Our surface area has no lid, so it can be shown as:
$$SA = 2zy + xy + 2xz$$
As there is only $1$ $xy$ square in the surface area. In terms of volume, $x$, and $y$, this is:
$$SA = \frac{2V}{x} + xy + \frac{2V}{y}$$
2.
This part is kind of bizarre to me in what it is exactly asking, but I can make this expression even more in terms of $V$:
$$SA = \frac{2V}{x} + \frac{V}{z} + \frac{2V}{y}$$
Now, I don't see how it's at all illogical to just assume, for the area to be a minimum, we make $x$, $y$, and $z$ tend to $0$ s.t. in our first equation that is only in terms of $x,y,$ and $z$, it will return a very small surface area.
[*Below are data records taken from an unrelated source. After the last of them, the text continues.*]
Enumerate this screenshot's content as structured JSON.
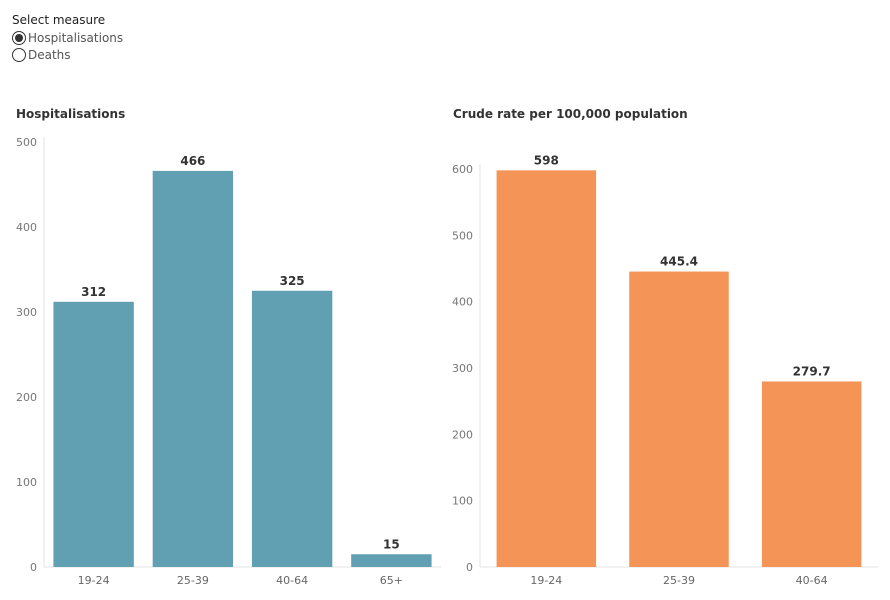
{
  "measure_selector": {
    "title": "Select measure",
    "options": [
      {
        "label": "Hospitalisations",
        "selected": true
      },
      {
        "label": "Deaths",
        "selected": false
      }
    ]
  },
  "chart_data": [
    {
      "type": "bar",
      "title": "Hospitalisations",
      "xlabel": "",
      "ylabel": "",
      "categories": [
        "19-24",
        "25-39",
        "40-64",
        "65+"
      ],
      "values": [
        312,
        466,
        325,
        15
      ],
      "value_labels": [
        "312",
        "466",
        "325",
        "15"
      ],
      "ylim": [
        0,
        500
      ],
      "yticks": [
        0,
        100,
        200,
        300,
        400,
        500
      ],
      "color": "#619fb2",
      "grid": false
    },
    {
      "type": "bar",
      "title": "Crude rate per 100,000 population",
      "xlabel": "",
      "ylabel": "",
      "categories": [
        "19-24",
        "25-39",
        "40-64"
      ],
      "values": [
        598,
        445.4,
        279.7
      ],
      "value_labels": [
        "598",
        "445.4",
        "279.7"
      ],
      "ylim": [
        0,
        600
      ],
      "yticks": [
        0,
        100,
        200,
        300,
        400,
        500,
        600
      ],
      "color": "#f59457",
      "grid": false
    }
  ]
}
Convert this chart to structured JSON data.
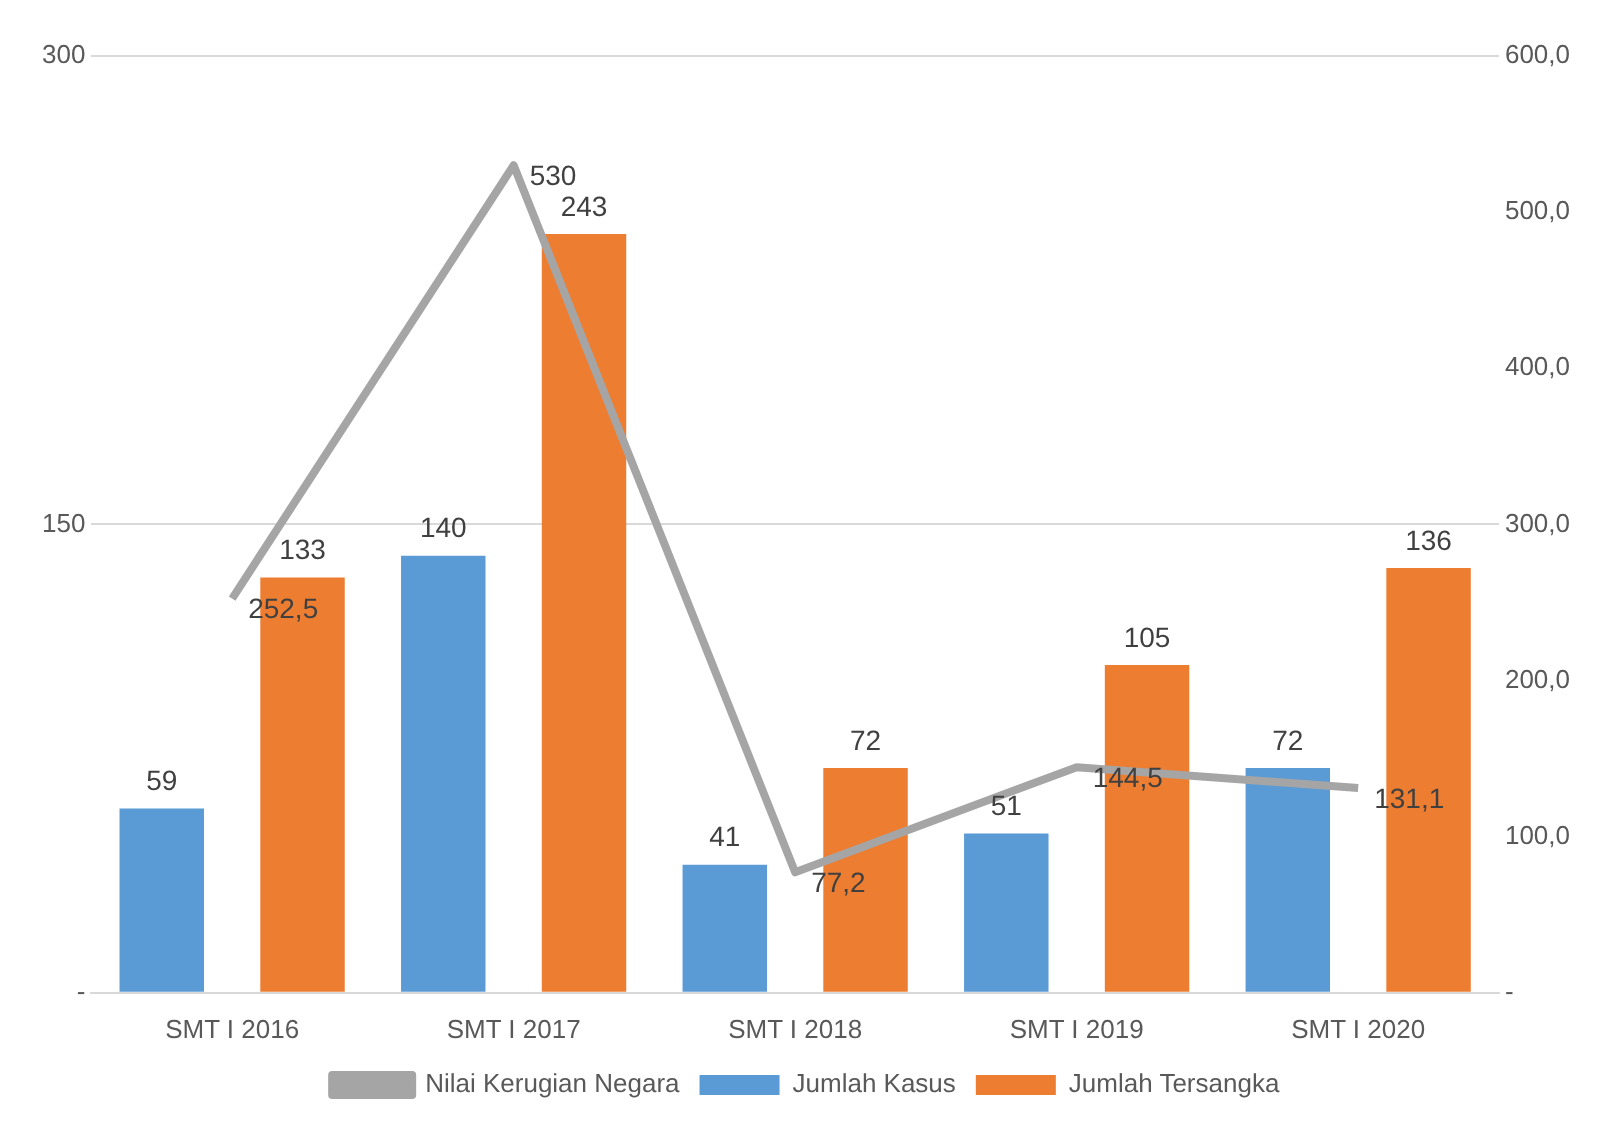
{
  "chart_data": {
    "type": "bar",
    "categories": [
      "SMT I 2016",
      "SMT I 2017",
      "SMT I 2018",
      "SMT I 2019",
      "SMT I 2020"
    ],
    "series": [
      {
        "name": "Jumlah Kasus",
        "color": "#5b9bd5",
        "values": [
          59,
          140,
          41,
          51,
          72
        ],
        "value_labels": [
          "59",
          "140",
          "41",
          "51",
          "72"
        ]
      },
      {
        "name": "Jumlah Tersangka",
        "color": "#ed7d31",
        "values": [
          133,
          243,
          72,
          105,
          136
        ],
        "value_labels": [
          "133",
          "243",
          "72",
          "105",
          "136"
        ]
      },
      {
        "name": "Nilai Kerugian Negara",
        "type": "line",
        "axis": "y2",
        "color": "#a5a5a5",
        "values": [
          252.5,
          530,
          77.2,
          144.5,
          131.1
        ],
        "value_labels": [
          "252,5",
          "530",
          "77,2",
          "144,5",
          "131,1"
        ]
      }
    ],
    "ylim": [
      0,
      300
    ],
    "yticks": [
      {
        "value": 0,
        "label": "-"
      },
      150,
      300
    ],
    "y2lim": [
      0,
      600
    ],
    "y2ticks": [
      {
        "value": 0,
        "label": "-"
      },
      {
        "value": 100,
        "label": "100,0"
      },
      {
        "value": 200,
        "label": "200,0"
      },
      {
        "value": 300,
        "label": "300,0"
      },
      {
        "value": 400,
        "label": "400,0"
      },
      {
        "value": 500,
        "label": "500,0"
      },
      {
        "value": 600,
        "label": "600,0"
      }
    ],
    "grid": "y",
    "legend": "bottom",
    "marker": "none",
    "line_style": "solid"
  }
}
However, this is definitely not the answer anyone is looking for.
My lecture proceeded to do the following:
Found the partial derivatives of the expression I found in 1.
Expressed all of them in terms of $V$.
Used the expression $\nabla = F_{xx}F_{yy} - (F_{xy})^2$ to find saddle points and extrema to evaluate whether the expressions made for $x,y,z$ render a minimum, which it did.
However, I don't understand the thought process behind why this answers the question, I guess because I don't understand by "the area to be a minimum".
3.
According to my lecturer, this, in terms of Lagrange multipliers, says the following:
We wish to minimize $2zy + xy + 2xz$ subject to the constraint $V - xyz = 0$. This makes intuitive sense to me. However, I still don't see how there can be a minimized area .
EDIT:
My question seems to boil down to the fact that I haven't yet understood why considering the minimization of the surface area of a box with an open lid is not the trivial let $x,y,z $ be very close but not equal to $0$ which will make the surface area infinitesimally small, and how the constraint $V - xyz = 0$ doesn't allow for this. $x,y,z$ are the side lengths of the box. Winding down the values each close to $0$ will minimze the area, in my view, though the minimizing values $x,y,z$ would not be well defined despite being, in my view, infinitesimally close to $0$.
Well, the volume of the box is given by:
$$\mathscr{V}=x\cdot y\cdot z\tag1$$
And the surface area:
$$\mathscr{S}=y\cdot z+y\cdot z+x\cdot z+x\cdot z+x\cdot y=2\cdot y\cdot z+2\cdot x\cdot z+x\cdot y\tag2$$
Now, we know that the volume should be $\text{V}$, so we can write:
$$x\cdot y\cdot z=\text{V}\space\Longleftrightarrow\space x=\frac{\text{V}}{y\cdot z}\tag3$$
So, we can write for the surface area:
$$\mathscr{S}=2\cdot y\cdot z+2\cdot\frac{\text{V}}{y\cdot z}\cdot z+\frac{\text{V}}{y\cdot z}\cdot y=2\cdot y\cdot z+2\cdot\frac{\text{V}}{y}+\frac{\text{V}}{z}\tag4$$
And now we need to find:
$$ \begin{cases} \frac{\partial\mathscr{S}}{\partial y}=0\\ \\ \frac{\partial\mathscr{S}}{\partial z}=0 \end{cases}\space\space\space\space\space\space\space\space\space\space\space\therefore\space\space\space\space\space\space\space\space\space\space\space y=2^\frac{1}{3}\cdot\text{V}^\frac{1}{3}\space\wedge\space z=\frac{\text{V}^\frac{1}{3}}{2^\frac{2}{3}}\tag5 $$